A escassez de contribuições do lado da receita, o aumento dos pensionistas 256 e o

aumento do período de benefício das pensões, associada ao aumento da esperança media de vida são as principais causas do inevitável desiquilíbrio financeiro da CGA.

Acresce ainda o facto de o Estado contribuir anualmente, há quase duas décadas, para a CGA com verbas sempre crescentes, superiores às que resultariam da taxa do empregador comum sucessivamente em vigor no âmbito do RGSS257.

Da nossa parte realçamos que, é necessário um amplo consenso entre o Estado e os pensionistas para a sustentabilidade deste sistema previdencial, sendo necessário cedências de ambas as partes.
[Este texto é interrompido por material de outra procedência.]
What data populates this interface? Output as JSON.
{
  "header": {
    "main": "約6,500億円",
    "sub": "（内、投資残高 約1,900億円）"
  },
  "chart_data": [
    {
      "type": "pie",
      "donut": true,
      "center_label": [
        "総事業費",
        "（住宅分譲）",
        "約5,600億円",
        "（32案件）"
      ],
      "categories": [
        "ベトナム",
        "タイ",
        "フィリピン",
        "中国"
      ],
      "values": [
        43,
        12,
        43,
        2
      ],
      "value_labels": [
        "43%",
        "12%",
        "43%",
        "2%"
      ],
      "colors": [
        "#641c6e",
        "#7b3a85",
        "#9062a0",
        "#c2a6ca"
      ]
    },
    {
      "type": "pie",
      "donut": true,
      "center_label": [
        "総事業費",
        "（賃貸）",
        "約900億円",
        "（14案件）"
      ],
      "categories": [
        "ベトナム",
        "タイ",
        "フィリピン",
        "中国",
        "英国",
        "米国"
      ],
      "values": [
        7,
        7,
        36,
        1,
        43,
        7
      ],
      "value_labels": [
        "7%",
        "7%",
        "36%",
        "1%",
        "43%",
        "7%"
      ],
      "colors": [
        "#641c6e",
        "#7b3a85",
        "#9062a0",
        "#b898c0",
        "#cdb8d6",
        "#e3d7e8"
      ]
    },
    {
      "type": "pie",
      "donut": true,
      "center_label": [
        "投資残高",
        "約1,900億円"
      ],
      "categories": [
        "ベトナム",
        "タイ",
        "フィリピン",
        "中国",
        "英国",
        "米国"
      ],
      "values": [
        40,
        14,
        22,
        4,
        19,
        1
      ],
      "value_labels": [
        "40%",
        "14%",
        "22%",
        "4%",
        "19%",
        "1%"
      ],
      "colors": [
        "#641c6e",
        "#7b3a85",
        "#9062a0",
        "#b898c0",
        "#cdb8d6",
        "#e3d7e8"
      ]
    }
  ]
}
O Tribunal Constitucional deixou em aberto a possibilidade de reformas estruturais tendo em vista o futuro da CGA, deixando ao legislador a possibilidade de legislar no sentido de preservar a sustentabilidade e justiça intergeracional desde que, a norma jurídica seja desenhada em obediência ao princípio da proteção da confiança.

Todavia, a par das medidas sugeridas, serão também necessárias medidas que promovam o crescimento económico de forma a exisitr um aumento das contribuições, tornando assim o Estado Social, neste domínio, sustentável258.